The RNA synthesis machinery of nonsegmented negative-sense (NNS) RNA viruses comprises a ribonucleoprotein (RNP) complex of the genomic RNA coated by a nucleocapsid protein (N) and associated with polymerase. Work with vesicular stomatitis virus (VSV), a prototype, supports a model of RNA synthesis whereby N is displaced from the template to allow the catalytic subunit of the polymerase, the large protein (L) to gain access to the RNA. Consistent with that model, purified L can copy synthetic RNA that contains requisite promoter sequences. Full processivity of L requires its phosphoprotein cofactor (P) and the template associated N. Here we demonstrate the importance of the 2′ position of the RNA template and the substrate nucleotide triphosphates during initiation and elongation by L. The VSV polymerase can initiate on both DNA and RNA and can incorporate dNTPs.

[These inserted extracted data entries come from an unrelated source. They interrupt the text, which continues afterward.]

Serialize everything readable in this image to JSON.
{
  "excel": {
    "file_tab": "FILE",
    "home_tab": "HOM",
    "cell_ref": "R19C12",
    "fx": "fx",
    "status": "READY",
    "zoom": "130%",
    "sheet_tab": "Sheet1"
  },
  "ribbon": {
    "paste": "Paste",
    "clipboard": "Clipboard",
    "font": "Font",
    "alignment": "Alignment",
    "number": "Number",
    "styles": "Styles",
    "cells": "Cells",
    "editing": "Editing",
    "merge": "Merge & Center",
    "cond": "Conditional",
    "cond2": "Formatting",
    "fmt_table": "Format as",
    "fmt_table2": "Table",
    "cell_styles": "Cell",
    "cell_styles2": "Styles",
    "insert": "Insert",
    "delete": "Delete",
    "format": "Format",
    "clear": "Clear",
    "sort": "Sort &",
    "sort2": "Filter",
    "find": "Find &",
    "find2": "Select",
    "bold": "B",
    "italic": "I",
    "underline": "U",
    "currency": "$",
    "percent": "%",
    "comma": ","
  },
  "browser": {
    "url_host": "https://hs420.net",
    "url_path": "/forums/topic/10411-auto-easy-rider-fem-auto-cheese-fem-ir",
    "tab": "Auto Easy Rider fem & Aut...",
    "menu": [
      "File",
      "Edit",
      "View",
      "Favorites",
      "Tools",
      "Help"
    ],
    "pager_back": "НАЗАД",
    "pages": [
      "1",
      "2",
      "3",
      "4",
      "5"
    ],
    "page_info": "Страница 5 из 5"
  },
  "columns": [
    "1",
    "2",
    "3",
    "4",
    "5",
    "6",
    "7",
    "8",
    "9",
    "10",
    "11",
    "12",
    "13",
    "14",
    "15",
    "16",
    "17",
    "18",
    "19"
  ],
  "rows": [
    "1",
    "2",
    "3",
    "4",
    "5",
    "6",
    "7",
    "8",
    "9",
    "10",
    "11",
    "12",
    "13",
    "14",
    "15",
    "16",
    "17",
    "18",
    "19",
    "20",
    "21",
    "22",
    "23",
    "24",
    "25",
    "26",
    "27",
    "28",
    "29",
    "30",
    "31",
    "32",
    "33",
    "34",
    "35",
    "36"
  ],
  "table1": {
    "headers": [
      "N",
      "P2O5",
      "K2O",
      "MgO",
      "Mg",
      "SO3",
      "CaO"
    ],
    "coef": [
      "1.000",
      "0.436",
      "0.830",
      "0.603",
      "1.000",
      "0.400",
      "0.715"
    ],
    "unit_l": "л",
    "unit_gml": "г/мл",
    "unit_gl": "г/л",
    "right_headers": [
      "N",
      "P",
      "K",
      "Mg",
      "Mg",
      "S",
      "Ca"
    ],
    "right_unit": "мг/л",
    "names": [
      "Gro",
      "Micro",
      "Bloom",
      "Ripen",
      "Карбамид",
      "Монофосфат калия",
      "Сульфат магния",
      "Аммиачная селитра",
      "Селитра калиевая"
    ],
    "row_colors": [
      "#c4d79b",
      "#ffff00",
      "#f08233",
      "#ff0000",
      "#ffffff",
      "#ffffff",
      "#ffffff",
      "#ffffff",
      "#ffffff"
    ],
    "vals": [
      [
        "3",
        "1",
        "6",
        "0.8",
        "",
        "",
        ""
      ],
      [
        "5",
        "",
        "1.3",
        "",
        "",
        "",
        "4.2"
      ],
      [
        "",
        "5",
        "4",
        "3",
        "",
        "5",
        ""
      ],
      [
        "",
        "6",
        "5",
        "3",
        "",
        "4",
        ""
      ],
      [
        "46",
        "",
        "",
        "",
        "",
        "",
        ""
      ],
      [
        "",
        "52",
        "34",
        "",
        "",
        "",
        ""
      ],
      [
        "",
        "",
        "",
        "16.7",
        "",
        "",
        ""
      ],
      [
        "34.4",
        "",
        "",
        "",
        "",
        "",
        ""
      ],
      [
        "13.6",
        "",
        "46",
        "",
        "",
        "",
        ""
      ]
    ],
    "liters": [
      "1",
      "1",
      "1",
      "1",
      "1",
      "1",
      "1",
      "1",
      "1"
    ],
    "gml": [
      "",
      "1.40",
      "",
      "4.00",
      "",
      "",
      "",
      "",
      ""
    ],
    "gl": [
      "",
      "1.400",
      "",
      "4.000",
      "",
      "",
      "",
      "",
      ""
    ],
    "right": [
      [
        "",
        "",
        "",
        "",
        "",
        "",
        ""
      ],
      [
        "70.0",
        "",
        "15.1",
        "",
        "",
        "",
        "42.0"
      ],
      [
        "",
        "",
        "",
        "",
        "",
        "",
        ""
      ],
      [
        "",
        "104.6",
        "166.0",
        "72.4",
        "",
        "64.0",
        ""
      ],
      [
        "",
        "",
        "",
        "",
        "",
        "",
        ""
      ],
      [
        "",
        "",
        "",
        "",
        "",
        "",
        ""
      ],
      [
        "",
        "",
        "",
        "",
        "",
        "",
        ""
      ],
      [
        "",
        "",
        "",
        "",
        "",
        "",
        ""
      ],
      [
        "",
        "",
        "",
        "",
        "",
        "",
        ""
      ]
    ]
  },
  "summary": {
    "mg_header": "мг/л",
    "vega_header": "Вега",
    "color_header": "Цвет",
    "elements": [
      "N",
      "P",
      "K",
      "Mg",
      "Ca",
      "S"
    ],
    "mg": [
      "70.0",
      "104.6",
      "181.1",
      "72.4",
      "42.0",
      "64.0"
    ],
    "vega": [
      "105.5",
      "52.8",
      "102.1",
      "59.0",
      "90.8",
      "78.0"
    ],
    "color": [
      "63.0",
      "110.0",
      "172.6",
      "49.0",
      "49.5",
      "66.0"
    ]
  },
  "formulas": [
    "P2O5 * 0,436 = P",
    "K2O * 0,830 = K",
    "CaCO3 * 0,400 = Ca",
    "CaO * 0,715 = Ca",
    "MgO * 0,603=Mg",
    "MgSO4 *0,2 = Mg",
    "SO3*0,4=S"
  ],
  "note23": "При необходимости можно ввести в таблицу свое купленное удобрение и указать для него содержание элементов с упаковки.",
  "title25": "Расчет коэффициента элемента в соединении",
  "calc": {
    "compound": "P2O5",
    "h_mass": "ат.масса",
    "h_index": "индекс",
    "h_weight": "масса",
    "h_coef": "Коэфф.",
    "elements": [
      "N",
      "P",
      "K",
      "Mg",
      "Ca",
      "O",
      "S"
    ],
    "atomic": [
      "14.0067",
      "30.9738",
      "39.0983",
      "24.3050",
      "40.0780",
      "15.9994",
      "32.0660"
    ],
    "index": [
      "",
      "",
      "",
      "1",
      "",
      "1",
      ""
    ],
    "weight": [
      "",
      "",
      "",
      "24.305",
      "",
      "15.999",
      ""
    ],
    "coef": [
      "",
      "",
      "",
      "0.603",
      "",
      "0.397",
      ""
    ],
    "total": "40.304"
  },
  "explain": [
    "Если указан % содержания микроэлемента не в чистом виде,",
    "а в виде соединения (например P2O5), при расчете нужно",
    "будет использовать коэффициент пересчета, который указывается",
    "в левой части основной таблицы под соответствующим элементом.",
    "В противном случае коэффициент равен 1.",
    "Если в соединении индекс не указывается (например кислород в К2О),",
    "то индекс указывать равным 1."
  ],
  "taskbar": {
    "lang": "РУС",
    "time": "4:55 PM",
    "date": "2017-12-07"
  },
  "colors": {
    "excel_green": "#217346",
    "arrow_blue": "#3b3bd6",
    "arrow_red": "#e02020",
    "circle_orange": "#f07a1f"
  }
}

During elongation, the polymerase is sensitive to 2′ modifications although dNTPs can be incorporated and mixed DNA-RNA templates can function. Modifications to the 2′ position of the NTP including 2′, 3′-ddCTP, arabinose-CTP, and 2′-O-methyl-CTP all inhibit polymerase, whereas 2′-amino CTP is incorporated. The inhibitory effects of the NTPs were more pronounced on authentic N-RNA with the exception of dGTP which is incorporated. This work underscores the sensitivity of the VSV polymerase to nucleotide modifications during initiation and elongation, and highlights the importance of the 2′-OH of both template and substrate NTP. Moreover this study demonstrates a critical role of the template associated N protein in the architecture of the RdRP domain of L.